Unencrypted: Sent as regular email. The recipient gets a normal email but the content isn’t end-to-end encrypted.
For one-time sensitive communication with someone who doesn’t use Tuta, the password-encrypted option works well. For ongoing correspondence, it’s impractical unless they also adopt Tuta.
Tuta can remember that an external contact should always receive encrypted email. After sending a password-encrypted message, you can pin that setting for the contact.
Custom Domain Setup
Available on paid plans. In Settings → Custom Domains:
- Add your domain name
- Tuta provides DNS records to add at your registrar:
- MX records for mail routing
- SPF TXT record
- DKIM CNAME records
- DMARC TXT record (recommended)
- Verify DNS propagation — this can take up to 48 hours
Tuta’s DNS setup flow is clean and walks you through each step with copy-paste instructions.
Custom domain mailboxes can be created under Settings → Add Mailbox.
Tuta Calendar
Tuta includes an encrypted calendar, which is unusual. If you’re concerned about calendar privacy (appointment times, locations, meeting subjects), Tuta’s calendar encrypts all that on-device before syncing. Google Calendar, by contrast, reads everything.
The Tuta calendar is available in the app and web interface. It doesn’t support CalDAV sync, so you can’t use it with Apple Calendar or Thunderbird’s calendar — it only works through Tuta’s own interfaces.
Migrating Email In
Tuta doesn’t currently offer an import tool equivalent to ProtonMail’s Easy Switch. To bring historical email into Tuta, you’d need a third-party tool that can connect to your old provider via IMAP and transfer messages. imapsync is one option, but it’s a command-line tool and requires some technical comfort.
For most users, a cleaner approach is to start fresh with Tuta for new correspondence and let the old account receive legacy mail while you transition contacts.
Ongoing Use
Tuta’s interface is minimal and clean. The mobile apps are solid. The main friction points are:
No IMAP: Desktop users who want to integrate with a full-featured email client like Thunderbird are out of luck. You use Tuta’s apps or the web.
No PGP: If you have existing PGP contacts who want to send encrypted mail to you without using password-protected external email, that’s not possible with Tuta.
Limited integrations: Tuta’s ecosystem is primarily email + calendar.
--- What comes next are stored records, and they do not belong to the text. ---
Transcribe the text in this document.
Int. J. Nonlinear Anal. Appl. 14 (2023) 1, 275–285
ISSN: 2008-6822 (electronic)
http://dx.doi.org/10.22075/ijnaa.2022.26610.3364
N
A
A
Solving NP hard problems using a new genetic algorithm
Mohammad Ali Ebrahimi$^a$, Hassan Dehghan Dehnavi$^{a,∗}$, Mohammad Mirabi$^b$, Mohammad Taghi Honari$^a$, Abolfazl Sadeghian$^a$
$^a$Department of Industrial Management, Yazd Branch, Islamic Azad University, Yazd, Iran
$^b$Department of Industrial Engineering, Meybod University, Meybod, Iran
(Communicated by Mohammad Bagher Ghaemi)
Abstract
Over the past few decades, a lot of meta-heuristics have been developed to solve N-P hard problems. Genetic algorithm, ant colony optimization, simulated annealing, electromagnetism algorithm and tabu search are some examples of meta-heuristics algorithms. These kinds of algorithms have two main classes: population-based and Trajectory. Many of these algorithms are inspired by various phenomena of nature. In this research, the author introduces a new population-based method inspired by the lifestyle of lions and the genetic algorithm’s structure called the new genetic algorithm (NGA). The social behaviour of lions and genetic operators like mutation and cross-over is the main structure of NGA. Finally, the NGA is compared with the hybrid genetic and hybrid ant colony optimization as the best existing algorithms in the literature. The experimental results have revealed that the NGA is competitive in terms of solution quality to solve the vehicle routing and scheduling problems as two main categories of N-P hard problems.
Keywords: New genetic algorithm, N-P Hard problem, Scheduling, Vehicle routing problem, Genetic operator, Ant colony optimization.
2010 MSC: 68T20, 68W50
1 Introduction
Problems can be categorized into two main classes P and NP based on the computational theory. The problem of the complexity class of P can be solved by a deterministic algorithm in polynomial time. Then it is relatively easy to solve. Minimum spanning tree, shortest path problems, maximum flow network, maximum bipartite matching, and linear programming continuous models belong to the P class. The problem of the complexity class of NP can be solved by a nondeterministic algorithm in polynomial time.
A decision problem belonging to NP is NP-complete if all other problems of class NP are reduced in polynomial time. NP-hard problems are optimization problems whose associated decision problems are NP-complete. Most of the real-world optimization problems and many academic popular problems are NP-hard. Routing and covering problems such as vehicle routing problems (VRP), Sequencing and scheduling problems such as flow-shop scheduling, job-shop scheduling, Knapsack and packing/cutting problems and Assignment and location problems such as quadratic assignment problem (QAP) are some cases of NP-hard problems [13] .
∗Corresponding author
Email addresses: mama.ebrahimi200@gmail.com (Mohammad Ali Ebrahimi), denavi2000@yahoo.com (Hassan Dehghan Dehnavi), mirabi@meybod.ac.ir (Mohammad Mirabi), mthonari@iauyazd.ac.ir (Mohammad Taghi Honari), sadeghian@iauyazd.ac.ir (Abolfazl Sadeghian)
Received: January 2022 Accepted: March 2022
ProtonMail has a broader suite (VPN, Drive, password manager) if that’s relevant to you.
For users who want straightforward encrypted email with a native app, stricter encryption defaults, and a GDPR-friendly German jurisdiction, Tuta is an excellent choice. The limitations are real but are mostly issues for power users — for everyday encrypted email use, it’s one of the best options available.